Kiwi free diving champ takes a stab at spearfishing

World free diving champion William Trubridge broke his own world record, with 102 metres on a single breath.

"It's a relief more than anything else to have finally achieved this depth," says Trubridge.

"I don't feel like I've reached my absolute potential or anything so I will carry on training. I will try and go deeper."

But now he has turned his attention from free diving to another favourite sport, spearfishing, and is helping a team raise money for an upcoming world competition.

"The New Zealand spearfishing team is very good. They routinely win competitions here in the Pacific and are made up of some incredible divers," says Trubridge.

A team of "spearos" are about to face off against the world's best in Greece, and hope their time in the wild waters off the North Island will give them the edge.

Two of the team have been spearing together since they were children. 

"Growing up it was every Saturday playing rugby, and every Sunday, it was going diving. That was what it was like," says world spearfishing competitor Dwayne Herbert.

"I met Dwayne when I was 10 years old and he was right into his spearfishing, so I started going out with him and it's been the same ever since," says world spearfishing competitor Julian Hansford.

Dave Mullins says his teammates' ingrained knowledge of fish behaviour and hunting methods will help them stand out in Greece.

"Their ability to pull those fish out to find whatever is in the zone, that's where the edge is I think," says Mullins.
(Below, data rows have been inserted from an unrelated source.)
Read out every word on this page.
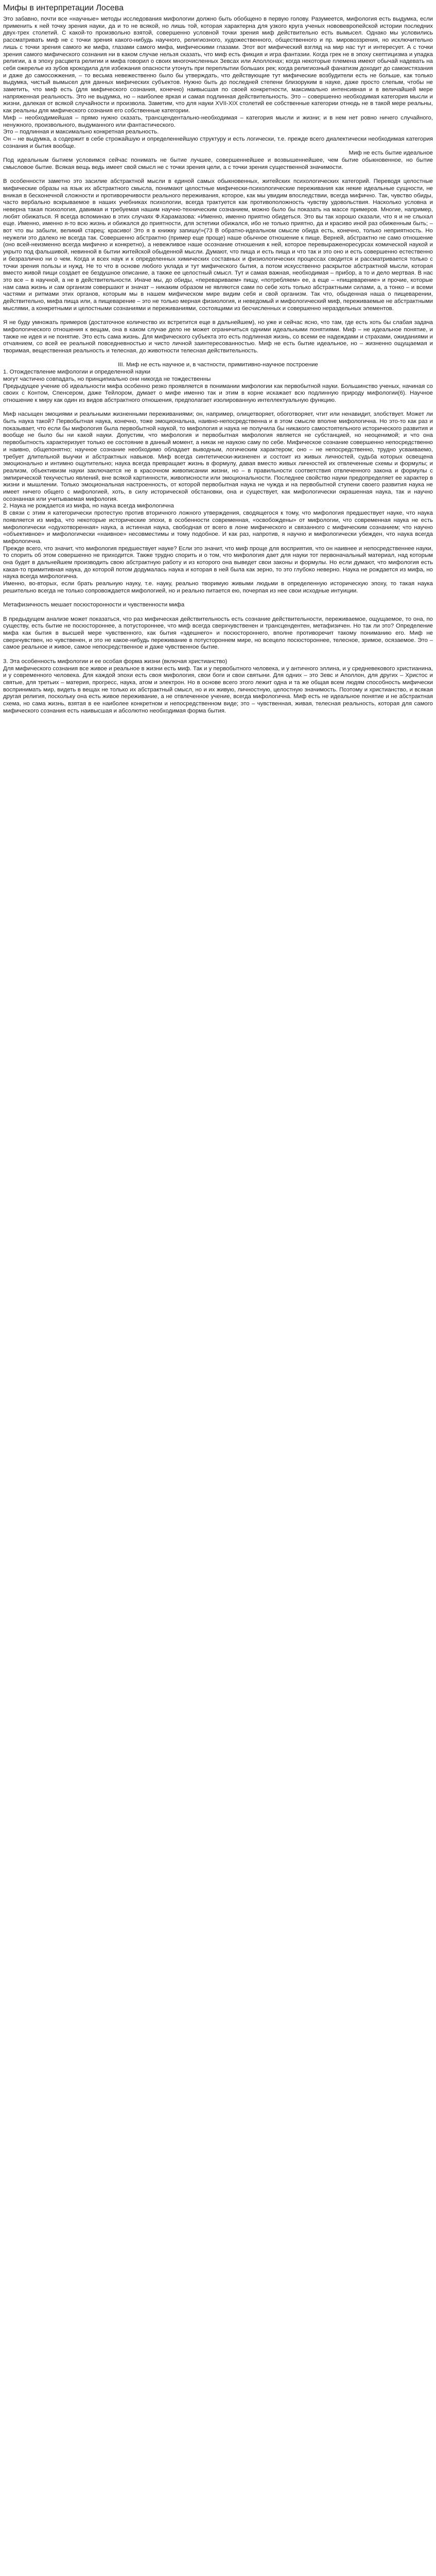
Мифы в интерпретации Лосева

Это забавно, почти все «научные» методы исследования мифологии должно быть обобщено в первую голову. Разумеется, мифология есть выдумка, если применить к ней точку зрения науки, да и то не всякой, но лишь той, которая характерна для узкого круга ученых нововевропейской истории последних двух-трех столетий. С какой-то произвольно взятой, совершенно условной точки зрения миф действительно есть вымысел. Однако мы условились рассматривать миф не с точки зрения какого-нибудь научного, религиозного, художественного, общественного и пр. мировоззрения, но исключительно лишь с точки зрения самого же мифа, глазами самого мифа, мифическими глазами. Этот вот мифический взгляд на мир нас тут и интересует. А с точки зрения самого мифического сознания ни в каком случае нельзя сказать, что миф есть фикция и игра фантазии. Когда грек не в эпоху скептицизма и упадка религии, а в эпоху расцвета религии и мифа говорил о своих многочисленных Зевсах или Аполлонах; когда некоторые племена имеют обычай надевать на себя ожерелье из зубов крокодила для избежания опасности утонуть при переплытии больших рек; когда религиозный фанатизм доходит до самоистязания и даже до самосожжения, – то весьма невежественно было бы утверждать, что действующие тут мифические возбудители есть не больше, как только выдумка, чистый вымысел для данных мифических субъектов. Нужно быть до последней степени близоруким в науке, даже просто слепым, чтобы не заметить, что миф есть (для мифического сознания, конечно) наивысшая по своей конкретности, максимально интенсивная и в величайшей мере напряженная реальность. Это не выдумка, но – наиболее яркая и самая подлинная действительность. Это – совершенно необходимая категория мысли и жизни, далекая от всякой случайности и произвола. Заметим, что для науки XVII-XIX столетий ее собственные категории отнюдь не в такой мере реальны, как реальны для мифического сознания его собственные категории.

Миф – необходимейшая – прямо нужно сказать, трансцендентально-необходимая – категория мысли и жизни; и в нем нет ровно ничего случайного, ненужного, произвольного, выдуманного или фантастического.

Это – подлинная и максимально конкретная реальность.

Он – не выдумка, а содержит в себе строжайшую и определеннейшую структуру и есть логически, т.е. прежде всего диалектически необходимая категория сознания и бытия вообще.

Миф не есть бытие идеальное

Под идеальным бытием условимся сейчас понимать не бытие лучшее, совершеннейшее и возвышеннейшее, чем бытие обыкновенное, но бытие смысловое бытие. Всякая вещь ведь имеет свой смысл не с точки зрения цели, а с точки зрения существенной значимости.

В особенности заметно это засилие абстрактной мысли в единой самых обыкновенных, житейских психологических категорий. Переводя целостные мифические образы на язык их абстрактного смысла, понимают целостные мифически-психологические переживания как некие идеальные сущности, не вникая в бесконечной сложности и противоречивости реального переживания, которое, как мы увидим впоследствии, всегда мифично. Так, чувство обиды, часто вербально вскрываемое в наших учебниках психологии, всегда трактуется как противоположность чувству удовольствия. Насколько условна и неверна такая психология, давимая и требуемая нашим научно-техническим сознанием, можно было бы показать на массе примеров. Многие, например, любят обижаться. Я всегда вспоминаю в этих случаях Ф.Карамазова: «Именно, именно приятно обидеться. Это вы так хорошо сказали, что я и не слыхал еще. Именно, именно я-то всю жизнь и обижался до приятности, для эстетики обижался, ибо не только приятно, да и красиво иной раз обиженным быть; – вот что вы забыли, великий старец: красиво! Это я в книжку запишу!»(73 В обратно-идеальном смысле обида есть, конечно, только неприятность. Но неужели это далеко не всегда так. Совершенно абстрактно (пример еще проще) наше обычное отношение к пище. Верней, абстрактно не само отношение (оно всей-неизменно всегда мифично и конкретно), а невежливое наше осознание отношения к ней, которое перевыраженоресурсах комической наукой и укрыто под фальшивой, невинной в бытии житейской обыденной мысли. Думают, что пища и есть пища и что так и это оно и есть совершенно естественно и безразлично ни о чем. Когда и всех наук и к определенных химических составных и физиологических процессах сводится и рассматривается только с точки зрения пользы и нужд. Не то что в основе любого уклада и тут мифического бытия, а потом искусственно раскрытое абстрактной мысли, которая вместо живой пищи создает ее бездушное описание, а также ее целостный смысл. Тут и самая важная, необходимая – прибор, а то и дело мертвая. В нас это все – в научной, а не в действительности. Иначе мы, до обиды, «перевариваем» пищу, «потребляем» ее, а еще – «пищеварение» и прочие, которые нам сама жизнь и сам организм совершают и значат – никаким образом не являются сами по себе хоть только абстрактными силами, а, а тонко – и всеми частями и ритмами этих органов, которым мы в нашем мифическом мире видим себя и свой организм. Так что, обыденная наша о пищеварении, действительно, мифа пища или, а пищеварение – это не только мерная физиология, и неведомый и мифологический миф, переживаемые не абстрактными мыслями, а конкретными и целостными сознаниями и переживаниями, состоящими из бесчисленных и совершенно нераздельных элементов.

Я не буду умножать примеров (достаточное количество их встретится еще в дальнейшем), но уже и сейчас ясно, что там, где есть хоть бы слабая задача мифологического отношения к вещам, она в каком случае дело не может ограничиться одними идеальными понятиями. Миф – не идеальное понятие, и также не идея и не понятие. Это есть сама жизнь. Для мифического субъекта это есть подлинная жизнь, со всеми ее надеждами и страхами, ожиданиями и отчаянием, со всей ее реальной повседневностью и чисто личной заинтересованностью. Миф не есть бытие идеальное, но – жизненно ощущаемая и творимая, вещественная реальность и телесная, до животности телесная действительность.

III. Миф не есть научное и, в частности, примитивно-научное построение

1. Отождествление мифологии и определенной науки

могут частично совпадать, но принципиально они никогда не тождественны

Предыдущее учение об идеальности мифа особенно резко проявляется в понимании мифологии как первобытной науки. Большинство ученых, начиная со своих с Контом, Спенсером, даже Тейлором, думает о мифе именно так и этим в корне искажает всю подлинную природу мифологии(6). Научное отношение к миру как один из видов абстрактного отношения, предполагает изолированную интеллектуальную функцию.

Миф насыщен эмоциями и реальными жизненными переживаниями; он, например, олицетворяет, обоготворяет, чтит или ненавидит, злобствует. Может ли быть наука такой? Первобытная наука, конечно, тоже эмоциональна, наивно-непосредственна и в этом смысле вполне мифологична. Но это-то как раз и показывает, что если бы мифология была первобытной наукой, то мифология и наука не получила бы никакого самостоятельного исторического развития и вообще не было бы ни какой науки. Допустим, что мифология и первобытная мифология является не субстанцией, но неоценимой; и что она первобытность характеризует только ее состояние в данный момент, а никак не наукою саму по себе. Мифическое сознание совершенно непосредственно и наивно, общепонятно; научное сознание необходимо обладает выводным, логическим характером; оно – не непосредственно, трудно усваиваемо, требует длительной выучки и абстрактных навыков. Миф всегда синтетически-жизненен и состоит из живых личностей, судьба которых освещена эмоционально и интимно ощутительно; наука всегда превращает жизнь в формулу, давая вместо живых личностей их отвлеченные схемы и формулы; и реализм, объективизм науки заключается не в красочном живописании жизни, но – в правильности соответствия отвлеченного закона и формулы с эмпирической текучестью явлений, вне всякой картинности, живописности или эмоциональности. Последнее свойство науки предопределяет ее характер в жизни и мышлении. Только эмоциональная настроенность, от которой первобытная наука не чужда и на первобытной ступени своего развития наука не имеет ничего общего с мифологией, хоть, в силу исторической обстановки, она и существует, как мифологически окрашенная наука, так и научно осознанная или учитываемая мифология.

2. Наука не рождается из мифа, но наука всегда мифологична

В связи с этим я категорически протестую против вторичного ложного утверждения, сводящегося к тому, что мифология предшествует науке, что наука появляется из мифа, что некоторые исторические эпохи, в особенности современная, «освобождены» от мифологии, что современная наука не есть мифологически «одухотворенная» наука, а истинная наука, свободная от всего в лоне мифического и связанного с мифическим сознанием; что научно «объективное» и мифологически «наивное» несовместимы и тому подобное. И как раз, напротив, я научно и мифологически убежден, что наука всегда мифологична.

Прежде всего, что значит, что мифология предшествует науке? Если это значит, что миф проще для восприятия, что он наивнее и непосредственнее науки, то спорить об этом совершенно не приходится. Также трудно спорить и о том, что мифология дает для науки тот первоначальный материал, над которым она будет в дальнейшем производить свою абстрактную работу и из которого она выведет свои законы и формулы. Но если думают, что мифология есть какая-то примитивная наука, до которой потом додумалась наука и которая в ней была как зерно, то это глубоко неверно. Наука не рождается из мифа, но наука всегда мифологична.

Именно, во-вторых, если брать реальную науку, т.е. науку, реально творимую живыми людьми в определенную историческую эпоху, то такая наука решительно всегда не только сопровождается мифологией, но и реально питается ею, почерпая из нее свои исходные интуиции.

Метафизичность мешает посюсторонности и чувственности мифа

В предыдущем анализе может показаться, что раз мифическая действительность есть сознание действительности, переживаемое, ощущаемое, то она, по существу, есть бытие не посюстороннее, а потустороннее, что миф всегда сверхчувственен и трансцендентен, метафизичен. Но так ли это? Определение мифа как бытия в высшей мере чувственного, как бытия «здешнего» и посюстороннего, вполне противоречит такому пониманию его. Миф не сверхчувствен, но чувственен, и это не какое-нибудь переживание в потустороннем мире, но всецело посюстороннее, телесное, зримое, осязаемое. Это – самое реальное и живое, самое непосредственное и даже чувственное бытие.

3. Эта особенность мифологии и ее особая форма жизни (включая христианство)

Для мифического сознания все живое и реальное в жизни есть миф. Так и у первобытного человека, и у античного эллина, и у средневекового христианина, и у современного человека. Для каждой эпохи есть своя мифология, свои боги и свои святыни. Для одних – это Зевс и Аполлон, для других – Христос и святые, для третьих – материя, прогресс, наука, атом и электрон. Но в основе всего этого лежит одна и та же общая всем людям способность мифически воспринимать мир, видеть в вещах не только их абстрактный смысл, но и их живую, личностную, целостную значимость. Поэтому и христианство, и всякая другая религия, поскольку она есть живое переживание, а не отвлеченное учение, всегда мифологична. Миф есть не идеальное понятие и не абстрактная схема, но сама жизнь, взятая в ее наиболее конкретном и непосредственном виде; это – чувственная, живая, телесная реальность, которая для самого мифического сознания есть наивысшая и абсолютно необходимая форма бытия.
But the overseas contest will involve targeting fish at depths of up to 50 metres - far deeper than they're used to. They'll also need familiarise themselves with various new underwater habitats.

"The Spanish and Portuguese and Italians have already been there for a few months training and learning everything about the area, so there's a lot more to it than just swimming down and spearing a fish," says Hansford.

More than $40,000 has been raised to help the team with kit and accommodation.

"We're just really stoked on what we do have and feel like we've actually got a chance this time," says Hansford.

The competition starts next month. The Kiwi trio say they'll give it their best shot.